Vor acht Jahren hatten die Hinterbliebenen die Bundesrepublik als Rechtsnachfolger des Deutschen Reiches auf Schadenersatz verklagt. Das Oberlandesgericht Köln wies sie 1998 ab, da nach internationalem Völkerrecht nur die Staaten Reparationsleistungen aushandeln könnten. Einen individuellen Schadenersatzanspruch der Opfer gebe es nicht. Gegen das Urteil legten die vier Kläger Revision ein.

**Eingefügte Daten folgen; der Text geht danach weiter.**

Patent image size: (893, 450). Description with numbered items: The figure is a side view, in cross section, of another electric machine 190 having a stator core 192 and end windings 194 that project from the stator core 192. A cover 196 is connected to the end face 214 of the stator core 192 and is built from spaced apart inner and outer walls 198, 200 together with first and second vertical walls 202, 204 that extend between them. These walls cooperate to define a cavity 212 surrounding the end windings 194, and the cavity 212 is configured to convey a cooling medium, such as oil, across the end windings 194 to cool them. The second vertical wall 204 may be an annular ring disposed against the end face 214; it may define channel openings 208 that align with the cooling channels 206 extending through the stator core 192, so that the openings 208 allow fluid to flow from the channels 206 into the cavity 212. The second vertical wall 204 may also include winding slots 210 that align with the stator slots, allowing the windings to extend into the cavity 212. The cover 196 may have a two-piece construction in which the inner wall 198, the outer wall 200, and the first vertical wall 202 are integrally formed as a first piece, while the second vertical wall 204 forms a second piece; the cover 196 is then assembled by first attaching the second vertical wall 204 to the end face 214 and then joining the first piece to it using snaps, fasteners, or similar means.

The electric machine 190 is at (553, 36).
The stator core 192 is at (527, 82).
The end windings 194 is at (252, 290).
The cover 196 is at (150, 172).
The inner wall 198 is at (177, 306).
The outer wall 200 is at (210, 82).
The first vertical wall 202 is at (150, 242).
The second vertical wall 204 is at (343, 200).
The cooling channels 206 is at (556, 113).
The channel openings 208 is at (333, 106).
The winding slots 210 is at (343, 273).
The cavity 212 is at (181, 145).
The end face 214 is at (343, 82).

Dass es sich bei der so genannten Sühneaktion vom 10. Juni 1944 um ein völkerrechtswidriges Unrecht handelte, war am Donnerstag unstreitig. Krämer führte in seiner Erklärung aus, dass "Distomo für ein besonders brutales, aber leider nicht einmaliges Vorgehen deutscher Soldaten im Zweiten Weltkrieg" stehe. Individuelle Ansprüche der Opfer könne es dennoch nicht geben, da Verstöße gegen die seit 1907 geltende Haager Landkriegsordnung - sie verlangt, dass Besatzer Leib und Leben der Zivilbevölkerung schonen müssen - nur Ansprüche der Staaten untereinander begründeten. Das sei nach dem Krieg einhellige Völkerrechtslehre gewesen, sagte der Anwalt der Bundesregierung.

Zwar gebe es in jüngerer Zeit andere Meinungen, eine neue Völkerrechtspraxis gebe es aber nicht. Auch das deutsche Amtshaftungsrecht begründe keine Ansprüche der Opfer. Denn rechtswidriges Handeln im Rahmen kriegerischer Auseinandersetzungen sei von der Amtshaftung ausgeschlossen.

Der Rechtsanwalt der Opfer, Joachim Kummer, widersprach. Es sei ein "unerträglicher Widerspruch", dass den Opfern nachweislich schwerstes Unrecht widerfahren sei, es aber keine Grundlage für ihre Forderungen geben solle. Dem sei auch nicht so. Nach neuerer Rechtsmeinung bestehe bei Völkerrechtsverletzungen auch ein individueller Schadenersatzanspruch.

Unabhängig davon seien nach deutschem Recht Ansprüche wegen Verletzung der Amtspflicht nicht ausgeschlossen, sagte Kummer. Denn es habe keine Kriegshandlung vorgelegen. Der Partisanenangriff sei bereits abgeschlossen gewesen, als Distomo abgebrannt wurde.

Das Urteil wird voraussichtlich in zwei Wochen gesprochen.